T-SQL Tuesday #27: Why I Love Big Data

Feb 14, 2012 · TSQL Tuesday ·

Happy T-SQL Tuesday to all! (and happy Valentine's Day too!) This month's T-SQL Tuesday comes to us courtesy of Steve Jones (blog | @way0utwest). Steve is asking us to write about "big data" – specifically the problems we've solved or interesting ways we've found to work with it. In honor of the holiday, I'm going to take a slight tangent from that and talk about why I love working with it instead.

First, let's tackle the term. "Big data" is interesting in that I've yet to see a universally-accepted definition for it. I've heard lots of different numbers from lots of different people. To me, a database in the 5-10 terabyte range and larger qualifies as a very large database (VLDB) and thus, big data.

Working with big data presents some very interesting challenges that will allow your skills as a DBA to shine. Whether they shine like gold or like NASA's super-black material will depend on your skillset. VLDBs have a habit of exposing poorly performing queries very effectively due to their size. In smaller databases, queries performing slowly (perhaps due to lack of proper indexing) might be tolerated in some situations if a query completes in a few minutes. When you're dealing with big data, however, table scans might take hours, making issues such as indexing much more critical to acceptable performance. DBA tasks such as backups and consistency checks will also take much longer with large amounts of data, meaning new techniques might be necessary for said tasks to complete in a reasonable amount of time. SQL Server native backups might not be possible due to performance or disk space, thus other methods such as SAN Snapshotting may be required. Integrity checks may take large amounts of time to run or be impossible due to the load they place on a production server, meaning they have to be run on another machine from a restored backup.

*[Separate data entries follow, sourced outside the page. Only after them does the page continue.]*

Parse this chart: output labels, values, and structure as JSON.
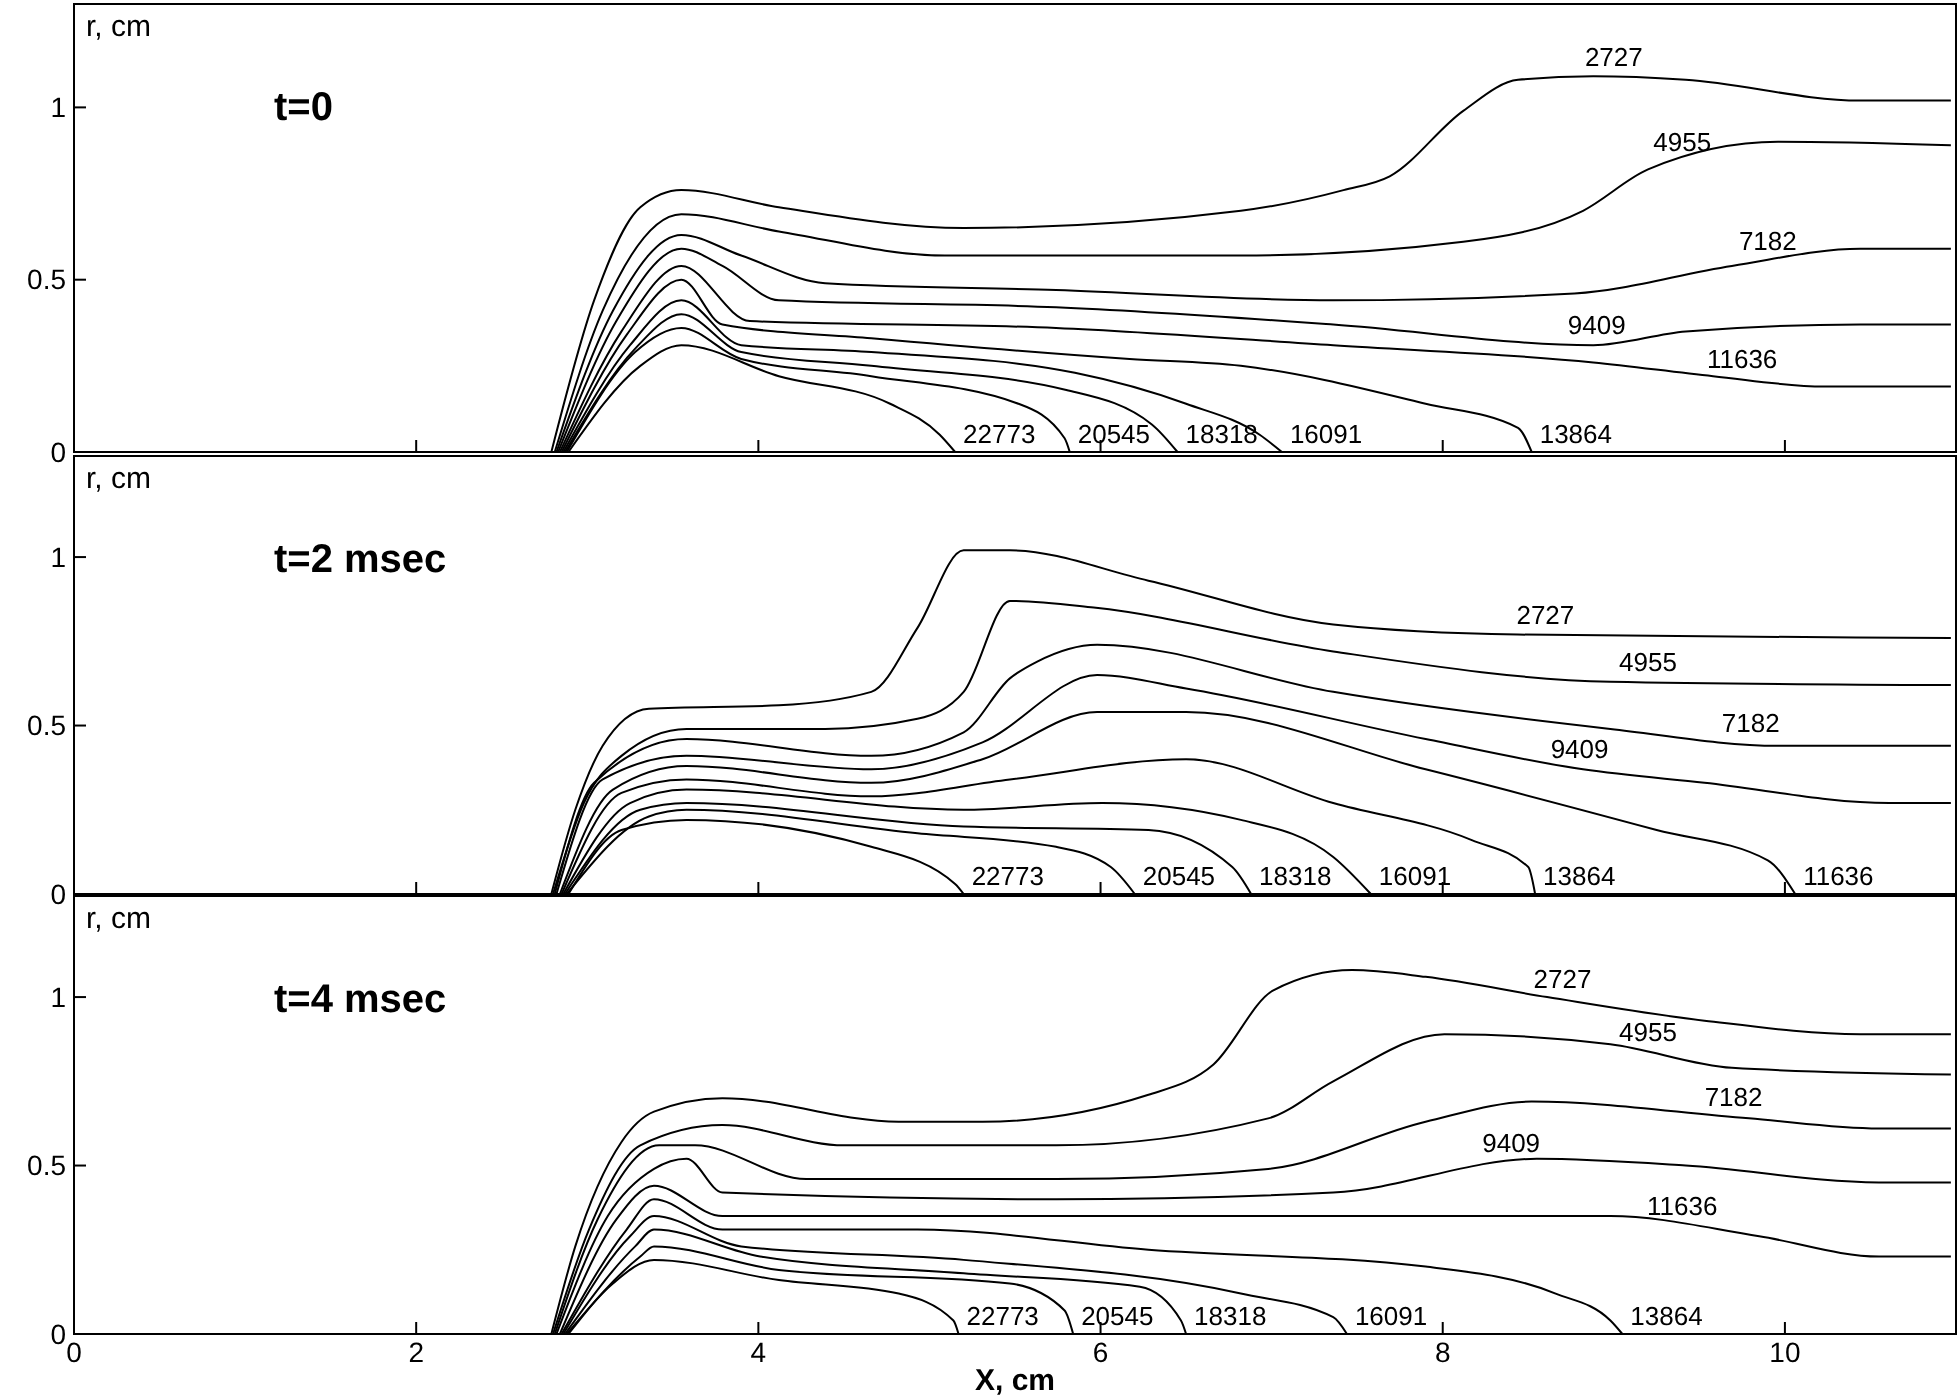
{
  "chart_data": [
    {
      "type": "line",
      "title": "t=0",
      "ylabel": "r, cm",
      "xlim": [
        0,
        11
      ],
      "ylim": [
        0,
        1.3
      ],
      "xticks": [
        0,
        2,
        4,
        6,
        8,
        10
      ],
      "yticks": [
        0,
        0.5,
        1
      ],
      "tick_labels": "y",
      "grid": false,
      "legend": false,
      "marker": "none",
      "line_style": "solid",
      "series": [
        {
          "name": "2727",
          "color": "#000000",
          "x": [
            2.79,
            3.04,
            3.31,
            3.55,
            4.12,
            5.2,
            6.82,
            7.42,
            7.69,
            8.12,
            8.44,
            8.88,
            9.42,
            10.44,
            10.97
          ],
          "values": [
            0,
            0.44,
            0.71,
            0.76,
            0.71,
            0.65,
            0.7,
            0.76,
            0.8,
            0.99,
            1.08,
            1.09,
            1.08,
            1.02,
            1.02
          ]
        },
        {
          "name": "4955",
          "color": "#000000",
          "x": [
            2.81,
            3.09,
            3.55,
            4.12,
            5.09,
            6.82,
            8.12,
            8.82,
            9.2,
            9.96,
            10.97
          ],
          "values": [
            0,
            0.41,
            0.69,
            0.64,
            0.57,
            0.57,
            0.61,
            0.7,
            0.82,
            0.9,
            0.89
          ]
        },
        {
          "name": "7182",
          "color": "#000000",
          "x": [
            2.82,
            3.15,
            3.55,
            3.9,
            4.39,
            5.74,
            7.36,
            8.77,
            9.69,
            10.44,
            10.97
          ],
          "values": [
            0,
            0.41,
            0.63,
            0.57,
            0.49,
            0.47,
            0.44,
            0.46,
            0.54,
            0.59,
            0.59
          ]
        },
        {
          "name": "9409",
          "color": "#000000",
          "x": [
            2.83,
            3.17,
            3.55,
            3.79,
            4.12,
            5.74,
            7.36,
            8.88,
            9.42,
            10.44,
            10.97
          ],
          "values": [
            0,
            0.38,
            0.59,
            0.54,
            0.44,
            0.42,
            0.37,
            0.31,
            0.35,
            0.37,
            0.37
          ]
        },
        {
          "name": "11636",
          "color": "#000000",
          "x": [
            2.84,
            3.2,
            3.55,
            3.95,
            5.74,
            7.36,
            8.88,
            9.58,
            10.23,
            10.97
          ],
          "values": [
            0,
            0.35,
            0.54,
            0.38,
            0.36,
            0.31,
            0.26,
            0.22,
            0.19,
            0.19
          ]
        },
        {
          "name": "13864",
          "color": "#000000",
          "x": [
            2.85,
            3.23,
            3.55,
            3.79,
            4.66,
            6.17,
            6.82,
            7.9,
            8.44,
            8.52
          ],
          "values": [
            0,
            0.34,
            0.5,
            0.37,
            0.33,
            0.27,
            0.25,
            0.14,
            0.07,
            0
          ]
        },
        {
          "name": "16091",
          "color": "#000000",
          "x": [
            2.86,
            3.25,
            3.55,
            3.9,
            4.66,
            5.85,
            6.5,
            6.93,
            7.06
          ],
          "values": [
            0,
            0.31,
            0.44,
            0.31,
            0.29,
            0.23,
            0.14,
            0.05,
            0
          ]
        },
        {
          "name": "18318",
          "color": "#000000",
          "x": [
            2.87,
            3.28,
            3.55,
            3.9,
            4.66,
            5.8,
            6.3,
            6.45
          ],
          "values": [
            0,
            0.3,
            0.4,
            0.29,
            0.25,
            0.18,
            0.08,
            0
          ]
        },
        {
          "name": "20545",
          "color": "#000000",
          "x": [
            2.88,
            3.28,
            3.55,
            3.9,
            4.66,
            5.52,
            5.79,
            5.82
          ],
          "values": [
            0,
            0.29,
            0.36,
            0.27,
            0.22,
            0.14,
            0.04,
            0
          ]
        },
        {
          "name": "22773",
          "color": "#000000",
          "x": [
            2.89,
            3.31,
            3.55,
            4.12,
            4.77,
            5.06,
            5.15
          ],
          "values": [
            0,
            0.25,
            0.31,
            0.22,
            0.14,
            0.05,
            0
          ]
        }
      ]
    },
    {
      "type": "line",
      "title": "t=2 msec",
      "ylabel": "r, cm",
      "xlim": [
        0,
        11
      ],
      "ylim": [
        0,
        1.3
      ],
      "xticks": [
        0,
        2,
        4,
        6,
        8,
        10
      ],
      "yticks": [
        0,
        0.5,
        1
      ],
      "tick_labels": "y",
      "grid": false,
      "legend": false,
      "marker": "none",
      "line_style": "solid",
      "series": [
        {
          "name": "2727",
          "color": "#000000",
          "x": [
            2.79,
            2.93,
            3.09,
            3.36,
            4.12,
            4.66,
            4.93,
            5.2,
            5.47,
            6.28,
            7.36,
            8.44,
            10.97
          ],
          "values": [
            0,
            0.25,
            0.44,
            0.55,
            0.56,
            0.6,
            0.79,
            1.02,
            1.02,
            0.93,
            0.8,
            0.77,
            0.76
          ]
        },
        {
          "name": "4955",
          "color": "#000000",
          "x": [
            2.8,
            2.98,
            3.2,
            3.58,
            4.39,
            4.93,
            5.2,
            5.47,
            5.96,
            7.36,
            8.98,
            10.97
          ],
          "values": [
            0,
            0.27,
            0.41,
            0.49,
            0.49,
            0.52,
            0.6,
            0.87,
            0.85,
            0.72,
            0.63,
            0.62
          ]
        },
        {
          "name": "7182",
          "color": "#000000",
          "x": [
            2.81,
            3.04,
            3.58,
            4.66,
            5.2,
            5.47,
            5.63,
            5.98,
            7.36,
            8.98,
            9.96,
            10.97
          ],
          "values": [
            0,
            0.33,
            0.46,
            0.41,
            0.48,
            0.64,
            0.69,
            0.74,
            0.6,
            0.49,
            0.44,
            0.44
          ]
        },
        {
          "name": "9409",
          "color": "#000000",
          "x": [
            2.82,
            3.09,
            3.58,
            4.66,
            5.31,
            5.98,
            6.5,
            7.9,
            8.82,
            9.53,
            10.61,
            10.97
          ],
          "values": [
            0,
            0.34,
            0.41,
            0.37,
            0.45,
            0.65,
            0.61,
            0.46,
            0.37,
            0.33,
            0.27,
            0.27
          ]
        },
        {
          "name": "11636",
          "color": "#000000",
          "x": [
            2.84,
            3.15,
            3.58,
            4.66,
            5.31,
            5.98,
            6.5,
            7.9,
            9.25,
            9.9,
            10.06
          ],
          "values": [
            0,
            0.31,
            0.38,
            0.33,
            0.4,
            0.54,
            0.54,
            0.37,
            0.19,
            0.1,
            0
          ]
        },
        {
          "name": "13864",
          "color": "#000000",
          "x": [
            2.85,
            3.2,
            3.58,
            4.66,
            5.47,
            6.5,
            7.36,
            8.17,
            8.5,
            8.54
          ],
          "values": [
            0,
            0.3,
            0.34,
            0.29,
            0.34,
            0.4,
            0.27,
            0.16,
            0.08,
            0
          ]
        },
        {
          "name": "16091",
          "color": "#000000",
          "x": [
            2.86,
            3.25,
            3.58,
            5.2,
            6.01,
            6.82,
            7.36,
            7.58
          ],
          "values": [
            0,
            0.27,
            0.31,
            0.25,
            0.27,
            0.22,
            0.11,
            0
          ]
        },
        {
          "name": "18318",
          "color": "#000000",
          "x": [
            2.87,
            3.31,
            3.58,
            5.2,
            6.28,
            6.77,
            6.88
          ],
          "values": [
            0,
            0.25,
            0.27,
            0.2,
            0.19,
            0.08,
            0
          ]
        },
        {
          "name": "20545",
          "color": "#000000",
          "x": [
            2.88,
            3.36,
            3.58,
            4.93,
            5.74,
            6.06,
            6.2
          ],
          "values": [
            0,
            0.23,
            0.25,
            0.18,
            0.14,
            0.08,
            0
          ]
        },
        {
          "name": "22773",
          "color": "#000000",
          "x": [
            2.89,
            3.2,
            3.58,
            4.66,
            5.15,
            5.2
          ],
          "values": [
            0,
            0.19,
            0.22,
            0.14,
            0.03,
            0
          ]
        }
      ]
    },
    {
      "type": "line",
      "title": "t=4 msec",
      "ylabel": "r, cm",
      "xlabel": "X, cm",
      "xlim": [
        0,
        11
      ],
      "ylim": [
        0,
        1.3
      ],
      "xticks": [
        0,
        2,
        4,
        6,
        8,
        10
      ],
      "yticks": [
        0,
        0.5,
        1
      ],
      "grid": false,
      "legend": false,
      "marker": "none",
      "line_style": "solid",
      "series": [
        {
          "name": "2727",
          "color": "#000000",
          "x": [
            2.79,
            2.93,
            3.2,
            3.39,
            3.79,
            4.82,
            5.31,
            6.28,
            6.66,
            7.01,
            7.47,
            7.9,
            8.61,
            9.53,
            10.44,
            10.97
          ],
          "values": [
            0,
            0.26,
            0.57,
            0.66,
            0.7,
            0.63,
            0.63,
            0.71,
            0.8,
            1.02,
            1.08,
            1.06,
            1,
            0.93,
            0.89,
            0.89
          ]
        },
        {
          "name": "4955",
          "color": "#000000",
          "x": [
            2.8,
            3.01,
            3.31,
            3.79,
            4.5,
            5.74,
            6.98,
            7.36,
            8.01,
            8.98,
            9.69,
            10.97
          ],
          "values": [
            0,
            0.31,
            0.56,
            0.62,
            0.56,
            0.56,
            0.64,
            0.75,
            0.89,
            0.86,
            0.79,
            0.77
          ]
        },
        {
          "name": "7182",
          "color": "#000000",
          "x": [
            2.81,
            3.06,
            3.42,
            3.63,
            4.28,
            5.74,
            6.98,
            7.9,
            8.52,
            9.79,
            10.55,
            10.97
          ],
          "values": [
            0,
            0.34,
            0.56,
            0.56,
            0.46,
            0.46,
            0.49,
            0.63,
            0.69,
            0.64,
            0.61,
            0.61
          ]
        },
        {
          "name": "9409",
          "color": "#000000",
          "x": [
            2.82,
            3.12,
            3.39,
            3.58,
            3.79,
            5.74,
            7.36,
            8.55,
            9.42,
            10.55,
            10.97
          ],
          "values": [
            0,
            0.35,
            0.49,
            0.52,
            0.42,
            0.4,
            0.42,
            0.52,
            0.5,
            0.45,
            0.45
          ]
        },
        {
          "name": "11636",
          "color": "#000000",
          "x": [
            2.84,
            3.17,
            3.39,
            3.79,
            5.2,
            6.82,
            8.98,
            9.85,
            10.55,
            10.97
          ],
          "values": [
            0,
            0.34,
            0.44,
            0.35,
            0.35,
            0.35,
            0.35,
            0.29,
            0.23,
            0.23
          ]
        },
        {
          "name": "13864",
          "color": "#000000",
          "x": [
            2.85,
            3.23,
            3.39,
            3.79,
            4.93,
            6.28,
            7.9,
            8.66,
            8.98,
            9.05
          ],
          "values": [
            0,
            0.31,
            0.4,
            0.31,
            0.31,
            0.25,
            0.2,
            0.12,
            0.04,
            0
          ]
        },
        {
          "name": "16091",
          "color": "#000000",
          "x": [
            2.86,
            3.25,
            3.39,
            3.9,
            5.2,
            6.82,
            7.36,
            7.44
          ],
          "values": [
            0,
            0.29,
            0.35,
            0.26,
            0.22,
            0.12,
            0.05,
            0
          ]
        },
        {
          "name": "18318",
          "color": "#000000",
          "x": [
            2.87,
            3.28,
            3.39,
            4.01,
            5.2,
            6.23,
            6.47,
            6.5
          ],
          "values": [
            0,
            0.26,
            0.31,
            0.23,
            0.18,
            0.14,
            0.04,
            0
          ]
        },
        {
          "name": "20545",
          "color": "#000000",
          "x": [
            2.88,
            3.31,
            3.39,
            4.12,
            5.47,
            5.79,
            5.84
          ],
          "values": [
            0,
            0.23,
            0.26,
            0.19,
            0.15,
            0.07,
            0
          ]
        },
        {
          "name": "22773",
          "color": "#000000",
          "x": [
            2.89,
            3.15,
            3.39,
            4.12,
            4.82,
            5.14,
            5.17
          ],
          "values": [
            0,
            0.15,
            0.22,
            0.16,
            0.12,
            0.04,
            0
          ]
        }
      ]
    }
  ]
}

This is by no means an exhaustive list – there are tons more ways that increasingly large quantities of data can cause issues.

The issues above along with many others crave solutions, and another reason I love big data is that it's brought about a lot of innovation to the information technology field over the past few years. Non-relational databases have existed for a while, but they have recently grown in popularity and number of offerings due to the increasing need for handling big data. As reliable and popular as relational databases are, the need for databases that give up some relational guarantees in exchange for better handling of extremely large datasets gave birth to the NoSQL movement, which will undoubtedly continue to reshape the future of the web and handling of extremely large datasets. Some may worry that NoSQL is going to replace their beloved relational databases, but I don't share that belief. Both database models address different issues and should be able to coexist as they already have for years.

To sum it all up, I love a challenge, and since big data has plenty to offer in that department, I love big data too.